By Mike Veronis
Media and entertainment takes many forms these days, delivered through both traditional and leading-edge platforms. There’s an opportunity for the M&E industry to enrich access and consumption for all. Media & Entertainment can leverage the optimization of advanced automatic speech recognition and machine translation to expedite and optimize their workflow and drastically reduce operating costs.
This is the first in a series of posts where we’ll explore several ways the content experience can be enhanced for audiences and where M&E companies can increase their content monetization. Let’s start with a common example.
Have you ever been in a place, perhaps your local gym, an airport or even a cocktail bar, where you noticed something engaging on a screen but no sound was available with it? You missed the details and lost an understanding of what was going on. Frustrating, wasn’t it? Well, imagine that being your regular experience. That’s what it’s like for those who are hard of hearing. It’s what makes closed captioning so critical.
Whether an audience is hard of hearing or just viewing content without the benefit of audio, many people read closed captions. These viewers have every right and should have every expectation of gaining the same level of information understanding as anyone else. Currently, audiences who are hard of hearing are limited to what closed captioning makes available; and that often contains errors, omissions and inaccuracies, especially in manual captioning situations where a live captioner can’t discern or type words quickly enough.
In fact, we analyzed many closed captioning samples, and found that they had an average error rate of 40% including omissions/deletions. Captioning errors not only affect viewer comprehension, they can alter meaning, have a negative impact on a brand, or even result in regulatory compliance violations.

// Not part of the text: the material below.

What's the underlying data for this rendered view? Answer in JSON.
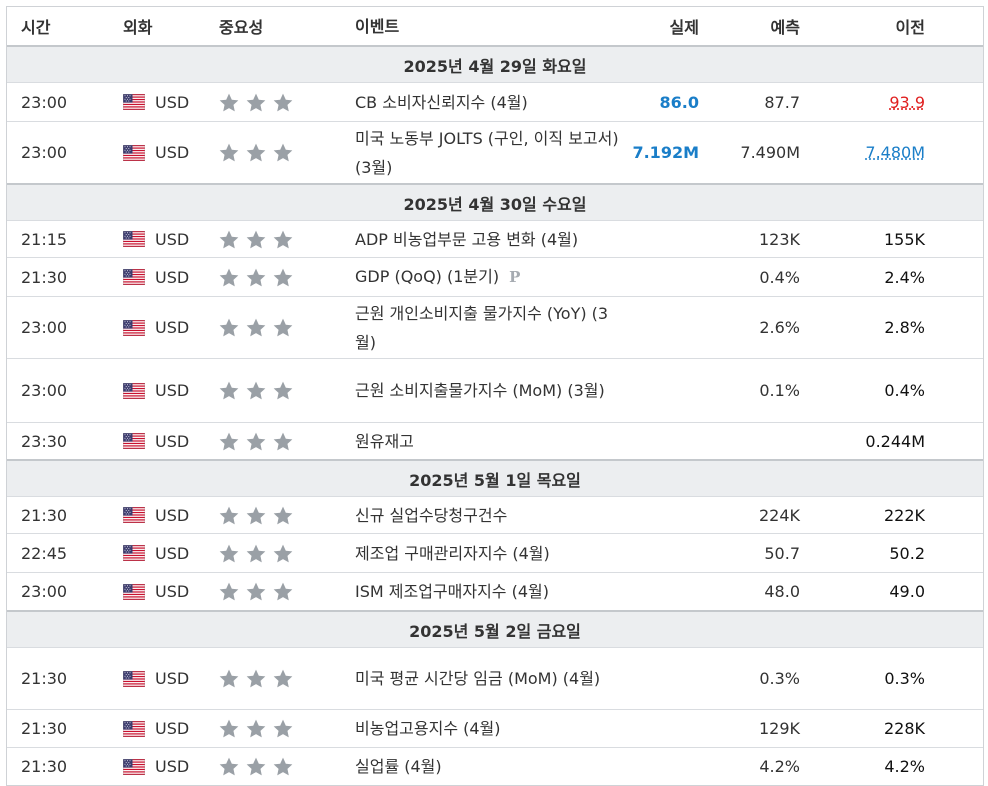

If we look beyond native language, many international organizations need to provide real-time closed captioning to members and stakeholders, across borders, languages and accents. Accuracy is especially critical here, as misunderstood or misinterpreted information could have some serious consequences― think about volatile international relations, crisis situations, or bad publicity for a particular business with global reach.

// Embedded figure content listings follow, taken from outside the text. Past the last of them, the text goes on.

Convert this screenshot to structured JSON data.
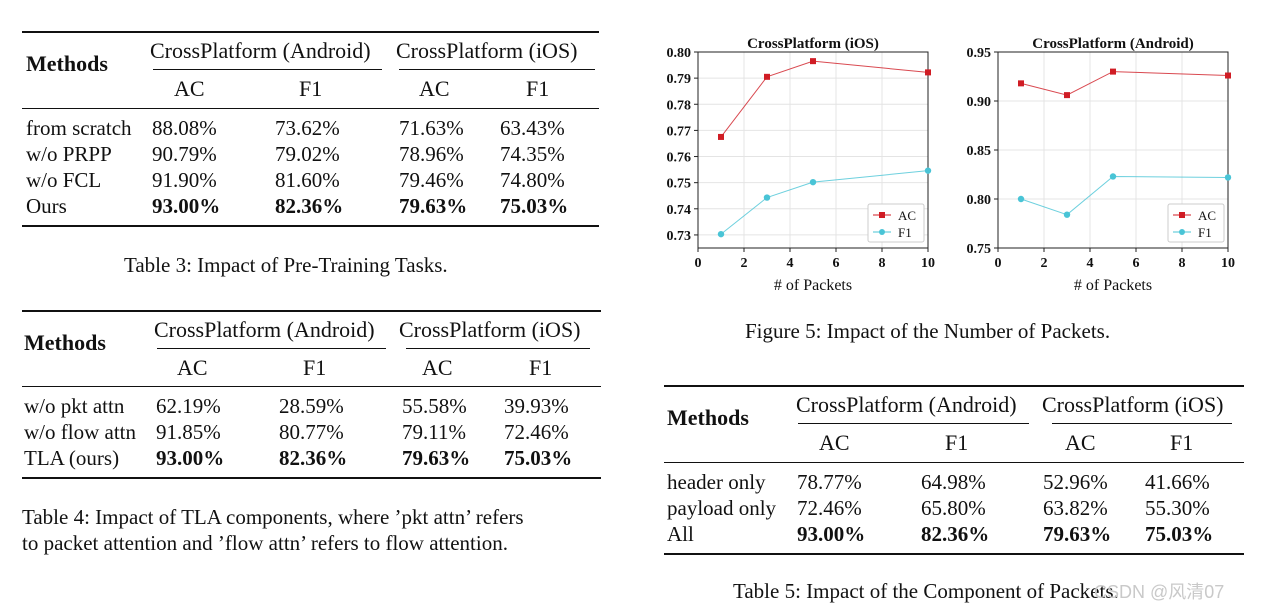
{
  "table3": {
    "header": {
      "methods": "Methods",
      "group1": "CrossPlatform (Android)",
      "group2": "CrossPlatform (iOS)",
      "ac": "AC",
      "f1": "F1"
    },
    "rows": [
      {
        "name": "from scratch",
        "a_ac": "88.08%",
        "a_f1": "73.62%",
        "i_ac": "71.63%",
        "i_f1": "63.43%"
      },
      {
        "name": "w/o PRPP",
        "a_ac": "90.79%",
        "a_f1": "79.02%",
        "i_ac": "78.96%",
        "i_f1": "74.35%"
      },
      {
        "name": "w/o FCL",
        "a_ac": "91.90%",
        "a_f1": "81.60%",
        "i_ac": "79.46%",
        "i_f1": "74.80%"
      },
      {
        "name": "Ours",
        "a_ac": "93.00%",
        "a_f1": "82.36%",
        "i_ac": "79.63%",
        "i_f1": "75.03%"
      }
    ],
    "caption": "Table 3: Impact of Pre-Training Tasks."
  },
  "table4": {
    "header": {
      "methods": "Methods",
      "group1": "CrossPlatform (Android)",
      "group2": "CrossPlatform (iOS)",
      "ac": "AC",
      "f1": "F1"
    },
    "rows": [
      {
        "name": "w/o pkt attn",
        "a_ac": "62.19%",
        "a_f1": "28.59%",
        "i_ac": "55.58%",
        "i_f1": "39.93%"
      },
      {
        "name": "w/o flow attn",
        "a_ac": "91.85%",
        "a_f1": "80.77%",
        "i_ac": "79.11%",
        "i_f1": "72.46%"
      },
      {
        "name": "TLA (ours)",
        "a_ac": "93.00%",
        "a_f1": "82.36%",
        "i_ac": "79.63%",
        "i_f1": "75.03%"
      }
    ],
    "caption_line1": "Table 4: Impact of TLA components, where ’pkt attn’ refers",
    "caption_line2": "to packet attention and ’flow attn’ refers to flow attention."
  },
  "table5": {
    "header": {
      "methods": "Methods",
      "group1": "CrossPlatform (Android)",
      "group2": "CrossPlatform (iOS)",
      "ac": "AC",
      "f1": "F1"
    },
    "rows": [
      {
        "name": "header only",
        "a_ac": "78.77%",
        "a_f1": "64.98%",
        "i_ac": "52.96%",
        "i_f1": "41.66%"
      },
      {
        "name": "payload only",
        "a_ac": "72.46%",
        "a_f1": "65.80%",
        "i_ac": "63.82%",
        "i_f1": "55.30%"
      },
      {
        "name": "All",
        "a_ac": "93.00%",
        "a_f1": "82.36%",
        "i_ac": "79.63%",
        "i_f1": "75.03%"
      }
    ],
    "caption": "Table 5: Impact of the Component of Packets."
  },
  "figure5": {
    "caption": "Figure 5: Impact of the Number of Packets."
  },
  "watermark": "CSDN @风清07",
  "colors": {
    "ac": "#d01c24",
    "f1": "#49c4d6"
  },
  "chart_data": [
    {
      "type": "line",
      "title": "CrossPlatform (iOS)",
      "xlabel": "# of Packets",
      "ylabel": "",
      "xlim": [
        0,
        10
      ],
      "ylim": [
        0.725,
        0.8
      ],
      "xticks": [
        0,
        2,
        4,
        6,
        8,
        10
      ],
      "yticks": [
        0.73,
        0.74,
        0.75,
        0.76,
        0.77,
        0.78,
        0.79,
        0.8
      ],
      "ytick_labels": [
        "0.73",
        "0.74",
        "0.75",
        "0.76",
        "0.77",
        "0.78",
        "0.79",
        "0.80"
      ],
      "legend": "bottom-right",
      "x": [
        1,
        3,
        5,
        10
      ],
      "series": [
        {
          "name": "AC",
          "values": [
            0.7675,
            0.7905,
            0.7965,
            0.7922
          ]
        },
        {
          "name": "F1",
          "values": [
            0.7303,
            0.7443,
            0.7502,
            0.7546
          ]
        }
      ]
    },
    {
      "type": "line",
      "title": "CrossPlatform (Android)",
      "xlabel": "# of Packets",
      "ylabel": "",
      "xlim": [
        0,
        10
      ],
      "ylim": [
        0.75,
        0.95
      ],
      "xticks": [
        0,
        2,
        4,
        6,
        8,
        10
      ],
      "yticks": [
        0.75,
        0.8,
        0.85,
        0.9,
        0.95
      ],
      "ytick_labels": [
        "0.75",
        "0.80",
        "0.85",
        "0.90",
        "0.95"
      ],
      "legend": "bottom-right",
      "x": [
        1,
        3,
        5,
        10
      ],
      "series": [
        {
          "name": "AC",
          "values": [
            0.918,
            0.906,
            0.93,
            0.926
          ]
        },
        {
          "name": "F1",
          "values": [
            0.8,
            0.784,
            0.823,
            0.822
          ]
        }
      ]
    }
  ]
}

At AppTek, we took on the problems with commonly-used closed captioning, achieving a language technology breakthrough that revolutionizes the closed captioning process. Artificial neural networking, Natural Language Processing and densely connected Long Short-Term Memory are core to our superior Automatic Speech Recognition (ASR) platform. These advances not only increase the speed and accuracy of translation, they capture nuances like intonation, apply correct punctuation (think about the power of a comma!), and separate speakers by discerning unique voices. Those capabilities are essential to a thorough understanding of any content, yet they are lacking from other speech recognition systems.
Our Live Captioning Appliance is a fully functional server that gets installed with our ASR media software. It delivers fully automated, same-language captions for live content in all of the standard captioning key formats, and with up to 95% accuracy and speed that matches or exceeds human captioning. +Machine Translation can also be an additional option to automatically produce inter-subtitling with high accuracy in a different languagefor foreign language speaking audiences.
These rich capabilities provide a distinct advantage for stations with a “Digital First” strategy. Along with automating expensive, time-consuming manual tasks, they can improve content management, create rich metadata which helps with SEO for archives, websites, program libraries and more, and accelerate time to market. Perhaps most importantly, they enable the full meaning of ALL content to be available to ALL audiences.
There are so many opportunities for M&E companies to modernize their delivery, maximize their content investments and bring more information, educational and enjoyment value to customers. We’ll explore more of them in the next post, along with how AppTek is filling that gap between current delivery methods and what’s truly possible. The state-of-the-art in automatic speech recognition and machine translation has achieved qualitative leaps with neural networks and deep learning.